Gun-control runs into problems precisely because armed defense saves so many lives. To change our laws and save a few more lives tomorrow, we can’t reduce the many lives we save each day. It is hard to pass a gun-control law that will do no harm. Let me give you an example to make that clear.

Each week I analyze how ordinary people defended themselves with a firearm. I advocate for instruction, training, and practice. I encourage people to plan for lethal and non-lethal defense. We talk about avoidance and de-escalation all the time. Sure, I want gun owners to be trained, but I have perspective.

Week after week we see criminals break into a home. Grandma grabs her gun and says she is armed. The robber runs away because grandma wasn’t the victim he expected. The great news is that eight-times-out-of-ten the bad guys runs away before we have to fire a shot. I don’t see where mandatory safety training could make this self-defense situation significantly safer or more effective. 8-out-of-10 times it is already good enough.

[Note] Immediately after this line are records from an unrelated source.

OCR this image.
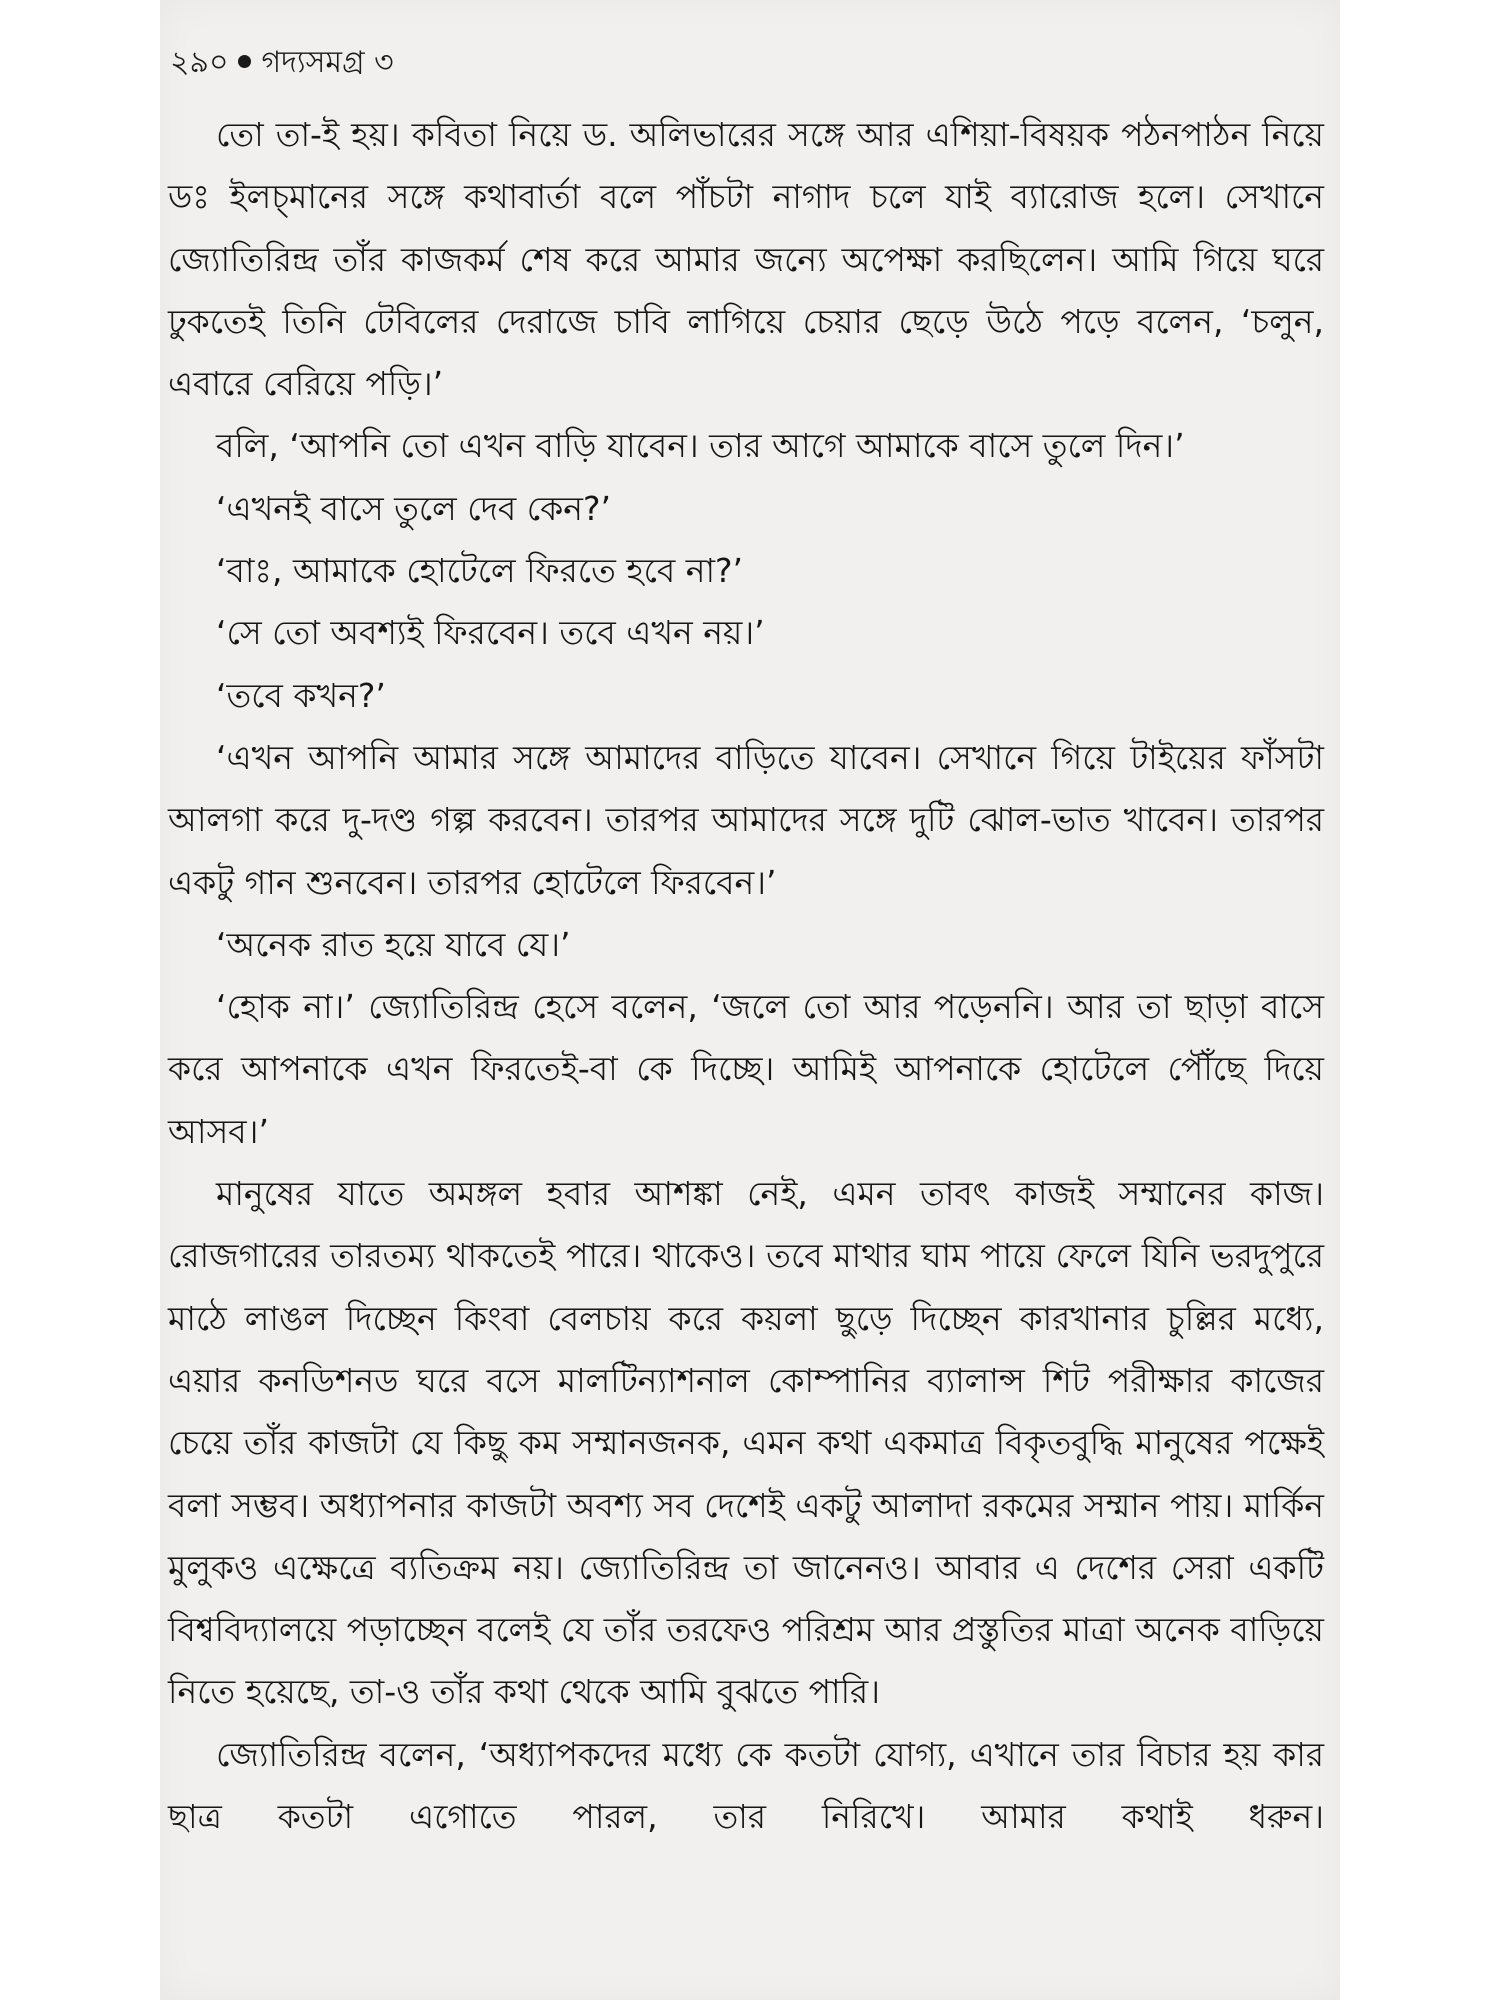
২৯০ গদ্যসমগ্র ৩

তো তা-ই হয়। কবিতা নিয়ে ড. অলিভারের সঙ্গে আর এশিয়া-বিষয়ক পঠনপাঠন নিয়ে ডঃ ইলচ্মানের সঙ্গে কথাবার্তা বলে পাঁচটা নাগাদ চলে যাই ব্যারোজ হলে। সেখানে জ্যোতিরিন্দ্র তাঁর কাজকর্ম শেষ করে আমার জন্যে অপেক্ষা করছিলেন। আমি গিয়ে ঘরে ঢুকতেই তিনি টেবিলের দেরাজে চাবি লাগিয়ে চেয়ার ছেড়ে উঠে পড়ে বলেন, ‘চলুন, এবারে বেরিয়ে পড়ি।’

বলি, ‘আপনি তো এখন বাড়ি যাবেন। তার আগে আমাকে বাসে তুলে দিন।’

‘এখনই বাসে তুলে দেব কেন?’

‘বাঃ, আমাকে হোটেলে ফিরতে হবে না?’

‘সে তো অবশ্যই ফিরবেন। তবে এখন নয়।’

‘তবে কখন?’

‘এখন আপনি আমার সঙ্গে আমাদের বাড়িতে যাবেন। সেখানে গিয়ে টাইয়ের ফাঁসটা আলগা করে দু-দণ্ড গল্প করবেন। তারপর আমাদের সঙ্গে দুটি ঝোল-ভাত খাবেন। তারপর একটু গান শুনবেন। তারপর হোটেলে ফিরবেন।’

‘অনেক রাত হয়ে যাবে যে।’

‘হোক না।’ জ্যোতিরিন্দ্র হেসে বলেন, ‘জলে তো আর পড়েননি। আর তা ছাড়া বাসে করে আপনাকে এখন ফিরতেই-বা কে দিচ্ছে। আমিই আপনাকে হোটেলে পৌঁছে দিয়ে আসব।’

মানুষের যাতে অমঙ্গল হবার আশঙ্কা নেই, এমন তাবৎ কাজই সম্মানের কাজ। রোজগারের তারতম্য থাকতেই পারে। থাকেও। তবে মাথার ঘাম পায়ে ফেলে যিনি ভরদুপুরে মাঠে লাঙল দিচ্ছেন কিংবা বেলচায় করে কয়লা ছুড়ে দিচ্ছেন কারখানার চুল্লির মধ্যে, এয়ার কনডিশনড ঘরে বসে মালটিন্যাশনাল কোম্পানির ব্যালান্স শিট পরীক্ষার কাজের চেয়ে তাঁর কাজটা যে কিছু কম সম্মানজনক, এমন কথা একমাত্র বিকৃতবুদ্ধি মানুষের পক্ষেই বলা সম্ভব। অধ্যাপনার কাজটা অবশ্য সব দেশেই একটু আলাদা রকমের সম্মান পায়। মার্কিন মুলুকও এক্ষেত্রে ব্যতিক্রম নয়। জ্যোতিরিন্দ্র তা জানেনও। আবার এ দেশের সেরা একটি বিশ্ববিদ্যালয়ে পড়াচ্ছেন বলেই যে তাঁর তরফেও পরিশ্রম আর প্রস্তুতির মাত্রা অনেক বাড়িয়ে নিতে হয়েছে, তা-ও তাঁর কথা থেকে আমি বুঝতে পারি।

জ্যোতিরিন্দ্র বলেন, ‘অধ্যাপকদের মধ্যে কে কতটা যোগ্য, এখানে তার বিচার হয় কার ছাত্র কতটা এগোতে পারল, তার নিরিখে। আমার কথাই ধরুন।
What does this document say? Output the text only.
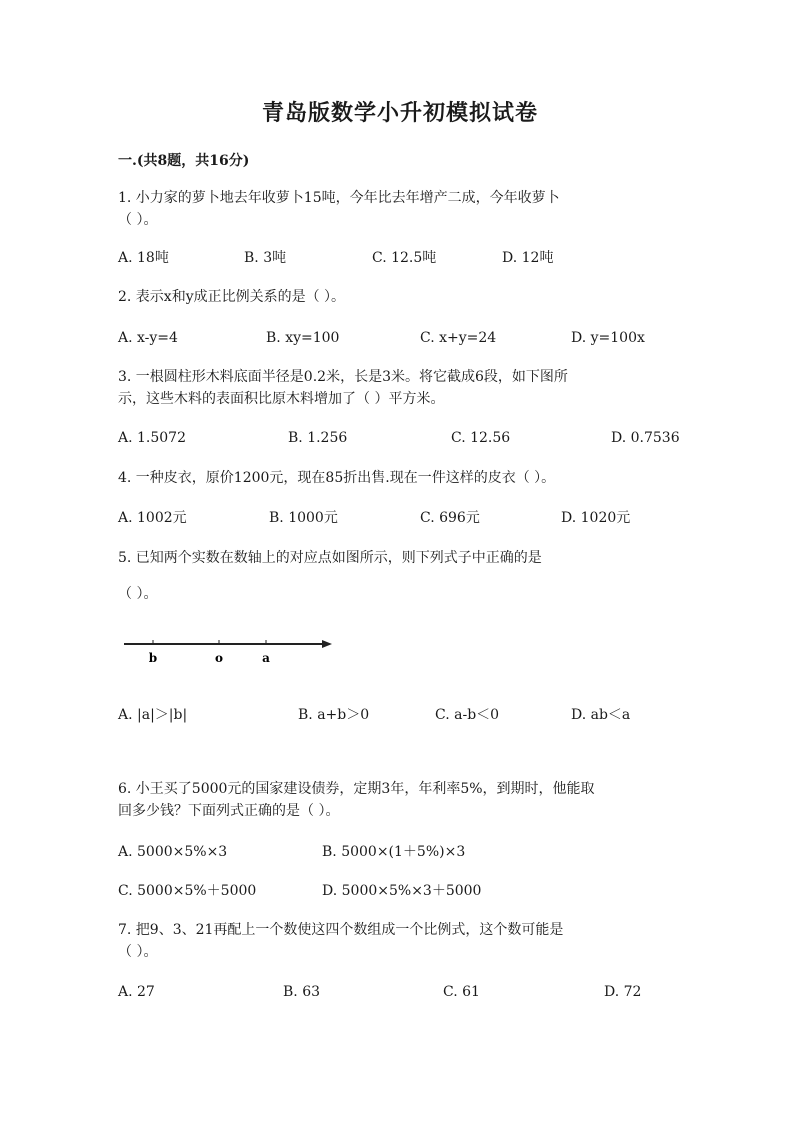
青岛版数学小升初模拟试卷
一.(共8题，共16分)
1. 小力家的萝卜地去年收萝卜15吨，今年比去年增产二成，今年收萝卜
（ ）。
A. 18吨	B. 3吨	C. 12.5吨	D. 12吨
2. 表示x和y成正比例关系的是（ ）。
A. x-y=4	B. xy=100	C. x+y=24	D. y=100x
3. 一根圆柱形木料底面半径是0.2米，长是3米。将它截成6段，如下图所
示，这些木料的表面积比原木料增加了（ ）平方米。
A. 1.5072	B. 1.256	C. 12.56	D. 0.7536
4. 一种皮衣，原价1200元，现在85折出售.现在一件这样的皮衣（ ）。
A. 1002元	B. 1000元	C. 696元	D. 1020元
5. 已知两个实数在数轴上的对应点如图所示，则下列式子中正确的是
（ ）。
b	o	a
A. |a|＞|b|	B. a+b＞0	C. a-b＜0	D. ab＜a
6. 小王买了5000元的国家建设债券，定期3年，年利率5%，到期时，他能取
回多少钱？下面列式正确的是（ ）。
A. 5000×5%×3	B. 5000×(1＋5%)×3
C. 5000×5%＋5000	D. 5000×5%×3＋5000
7. 把9、3、21再配上一个数使这四个数组成一个比例式，这个数可能是
（ ）。
A. 27	B. 63	C. 61	D. 72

Proportions are crucial. Firearms accidents are rare but criminal attacks are common. Yes, I ask gun owners to take training, but I know that costs money, takes time, and demands energy. Disarming ordinary citizens until they take training means that more good people will be disarmed. Maybe mandatory training saved a few people from firearms accidents but we condemned more of them to be the unarmed victims of violent crime. The unarmed victims will have to surrender or go against a criminal attacker with their bare hands. Criminals plan their attacks to beat an unarmed victim. I don’t want that, and few of us do.

If demanding a firearms safety course costs lives then demanding more is even worse. Today, the advocates of gun-control demand that we take longer and longer classes. Some gun-control proposals require several classes over more than two full days (over 22 hours). Some gun-control legislators propose that we retake the entire training course every six months. One gun-control bill would require us to carry a taser every time we go armed in public.

That might be fun for gun-junkies like me, but gun-control also disarms the people who are struggling to pay their bills and take care of their families. Putting a barrier between the victim and their gun disarms the single mom who can only afford to live where rent is low and, unfortunately, crime is high. Once I thought that was an accident, but it happens too often for it to be a mistake. Now I think that disarming poor people was what gun-prohibitionists wanted all along.

Gun-control laws often disarm minorities, women, and the poor. I’ve given small gun-safes to friends who bought guns. Demanding that we lock up all our guns at night might eliminate some firearms accidents, but it will also increase the number of us who are unarmed when a robber breaks into our home. This is where a sense of proportion becomes critical since we defend ourselves more than 40 times for each firearms accident. We can’t solve a relatively small problem of firearms theft and accidents by creating a larger problem when we disarm the victims of violent crime.

Gun-control advocates want legal gun owners to pay a tax when a criminal uses a gun illegally. I noticed that prohibitionists never offer to pay us when an ordinary citizen uses a gun to defend themselves from harm. Guns in civilian hands save lives and reduce crime. Gun owners are subsidizing non-gun owners and saving the taxpayers money.

The lie is that gun-laws disarm criminals. The truth is that gun-control laws disarm law-abiding victims. Let’s look at gun-control from another perspective.

If safe storage of a firearm is a virtue, then shouldn’t gun-control advocates offer to buy small gun-safes for poor gun owners? If firearms training is so important, then why don’t gun-control politicians offer vouchers, subsidies, or tax deductions for firearms training? Why isn’t basic firearms safety taught in public schools? If avoidance and de-escalation are so important, then politicians should be subsidizing outdoor lighting, high-quality door locks, camera systems, and security alarms that help us avoid criminal encounters in the first place. They should, but they don’t. Their silence says a lot.

Gun-prohibition serves many purposes. Gun-prohibition lets elite government officials sell the right of armed defense back to our social elites. Gun-control also lets some people pretend that the government keeps them safe by disarming violent criminals. Let’s not forget that gun-control is a useful excuse for failing politicians in violent cities. None of those make us safer.